United States Department of Agriculture

Agricultural Research Service

Title: The Blood-Feeding Strategy of Haematobia Irritans (Diptera: Muscidae)

Authors
item Cupp, E. - UNIV. OF ARIZONA
item Cupp, M. - UNIV. OF ARIZONA
item Ribeiro, J.M. - UNIV. OF ARIZONA
item Kunz, Sidney

Submitted to: Journal of Medical Entomology
Publication Type: Peer Reviewed Journal
Publication Acceptance Date: December 18, 1997
Publication Date: N/A

Interpretive Summary: The horn fly, Haematobia irritans, is an important economic pest of livestock. The pest spends all of its life on the host feeding multiple times over a 24-hour day. Horn flies are becoming resistant to many of the pesticides commonly used for their control. Basic studies to develop information about their feeding mechanisms and habits could lead to control lprocedures not requiring the use of the classical pesticides. These studie identified some characteristics about the diversity of the salivary secretions at feeding which allows the fly to take a blood meal. Also, the horn fly produces reduced amounts of salivary proteins as compared to those flies feeding at 3-4 day intervals. Hopefully, this information can lead to the development of novel or different approaches to control this pest.

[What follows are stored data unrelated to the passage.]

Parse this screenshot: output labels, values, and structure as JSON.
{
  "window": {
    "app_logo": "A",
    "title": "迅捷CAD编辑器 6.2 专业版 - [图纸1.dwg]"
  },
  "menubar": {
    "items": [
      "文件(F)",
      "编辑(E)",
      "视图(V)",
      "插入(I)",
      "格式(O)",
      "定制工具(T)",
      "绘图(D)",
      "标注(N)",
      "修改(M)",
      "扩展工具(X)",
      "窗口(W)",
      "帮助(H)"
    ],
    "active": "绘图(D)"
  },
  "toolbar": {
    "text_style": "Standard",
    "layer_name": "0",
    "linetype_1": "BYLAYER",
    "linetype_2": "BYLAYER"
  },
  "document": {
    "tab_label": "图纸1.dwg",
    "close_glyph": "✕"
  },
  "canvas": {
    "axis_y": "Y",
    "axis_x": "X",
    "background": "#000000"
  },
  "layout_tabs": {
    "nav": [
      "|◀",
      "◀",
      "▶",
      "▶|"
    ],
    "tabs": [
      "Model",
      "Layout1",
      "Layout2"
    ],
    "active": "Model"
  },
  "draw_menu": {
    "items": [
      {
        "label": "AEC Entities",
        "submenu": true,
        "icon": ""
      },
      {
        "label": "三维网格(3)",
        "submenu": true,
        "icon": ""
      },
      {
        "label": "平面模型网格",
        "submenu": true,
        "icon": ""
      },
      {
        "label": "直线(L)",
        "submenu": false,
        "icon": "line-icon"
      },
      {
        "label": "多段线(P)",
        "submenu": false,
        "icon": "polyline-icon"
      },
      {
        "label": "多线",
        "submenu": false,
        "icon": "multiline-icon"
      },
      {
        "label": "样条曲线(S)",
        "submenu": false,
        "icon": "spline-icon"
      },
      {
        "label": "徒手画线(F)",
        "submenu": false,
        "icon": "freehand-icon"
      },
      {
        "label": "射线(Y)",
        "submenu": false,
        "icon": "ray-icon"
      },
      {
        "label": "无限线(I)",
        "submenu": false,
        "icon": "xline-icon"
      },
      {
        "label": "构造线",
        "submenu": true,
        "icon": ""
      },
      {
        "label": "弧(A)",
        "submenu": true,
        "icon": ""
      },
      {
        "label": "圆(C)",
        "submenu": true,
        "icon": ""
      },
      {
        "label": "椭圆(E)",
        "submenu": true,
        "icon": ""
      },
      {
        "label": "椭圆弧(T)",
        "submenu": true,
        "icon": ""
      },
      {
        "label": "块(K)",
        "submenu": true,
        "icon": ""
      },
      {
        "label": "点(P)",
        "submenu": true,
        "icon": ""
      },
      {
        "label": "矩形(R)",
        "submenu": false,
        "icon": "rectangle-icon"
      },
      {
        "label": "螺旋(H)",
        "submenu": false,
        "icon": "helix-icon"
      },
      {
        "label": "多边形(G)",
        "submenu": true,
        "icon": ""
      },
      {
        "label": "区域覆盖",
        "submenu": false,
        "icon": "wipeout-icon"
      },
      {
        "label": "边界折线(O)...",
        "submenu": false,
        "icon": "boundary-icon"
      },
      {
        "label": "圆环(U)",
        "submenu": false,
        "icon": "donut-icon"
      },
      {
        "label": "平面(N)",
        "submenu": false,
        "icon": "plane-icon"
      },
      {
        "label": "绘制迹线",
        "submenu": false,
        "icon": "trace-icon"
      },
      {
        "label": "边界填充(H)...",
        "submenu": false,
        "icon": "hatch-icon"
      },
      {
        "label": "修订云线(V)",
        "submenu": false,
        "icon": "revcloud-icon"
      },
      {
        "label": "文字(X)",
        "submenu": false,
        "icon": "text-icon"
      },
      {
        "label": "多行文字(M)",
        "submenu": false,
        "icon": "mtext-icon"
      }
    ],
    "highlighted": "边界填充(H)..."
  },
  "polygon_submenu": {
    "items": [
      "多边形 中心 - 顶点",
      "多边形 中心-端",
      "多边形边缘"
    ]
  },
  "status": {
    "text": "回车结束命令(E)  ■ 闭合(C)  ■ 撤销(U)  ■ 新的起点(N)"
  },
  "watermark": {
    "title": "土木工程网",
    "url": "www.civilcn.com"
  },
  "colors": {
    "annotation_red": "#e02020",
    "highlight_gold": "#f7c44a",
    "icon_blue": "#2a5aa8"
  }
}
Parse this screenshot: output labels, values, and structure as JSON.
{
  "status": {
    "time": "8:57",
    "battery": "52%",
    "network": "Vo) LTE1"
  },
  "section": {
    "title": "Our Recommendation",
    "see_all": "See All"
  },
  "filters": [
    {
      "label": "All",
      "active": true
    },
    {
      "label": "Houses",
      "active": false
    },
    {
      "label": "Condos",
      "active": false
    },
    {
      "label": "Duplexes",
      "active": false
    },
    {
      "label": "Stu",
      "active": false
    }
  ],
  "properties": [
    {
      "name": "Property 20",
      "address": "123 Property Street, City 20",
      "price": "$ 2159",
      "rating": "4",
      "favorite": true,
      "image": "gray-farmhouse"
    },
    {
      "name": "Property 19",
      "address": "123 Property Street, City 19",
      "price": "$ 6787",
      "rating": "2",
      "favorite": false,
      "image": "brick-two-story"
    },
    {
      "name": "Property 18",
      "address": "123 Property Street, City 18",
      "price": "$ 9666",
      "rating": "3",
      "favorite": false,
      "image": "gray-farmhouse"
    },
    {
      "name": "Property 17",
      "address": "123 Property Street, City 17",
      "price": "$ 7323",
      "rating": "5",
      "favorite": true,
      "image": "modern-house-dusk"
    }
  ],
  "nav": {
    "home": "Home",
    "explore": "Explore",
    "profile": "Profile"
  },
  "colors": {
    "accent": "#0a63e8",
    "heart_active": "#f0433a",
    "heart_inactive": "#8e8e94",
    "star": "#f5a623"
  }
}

Technical Abstract: The economic impact on livestock production by Haematobia irritans (Linnaeus) is estimated to approach one billion dollars/year in North America. However, there is little information regarding the blood-feeding strategy employed by these insects. Information presented shows that horn fly saliva interferes with the normal coagulation response as measured by the recalcification time assay. The relative anticoagulant activity on a per gland basis was equal to or greater than that reported for Simulium vittatum Zetterstedt, a common hematophagous black fly that also feeds on cattle. However, unlike S. vittatum, H. irritans salivary factors do not inhibit platelet aggregation using apyrase and have no detectable vasodilative activity. In this regard, the horn fly is strikingly different from blood-feeding species in the lower Diptera and shows a much more limited repertoire of antihemostatic factors.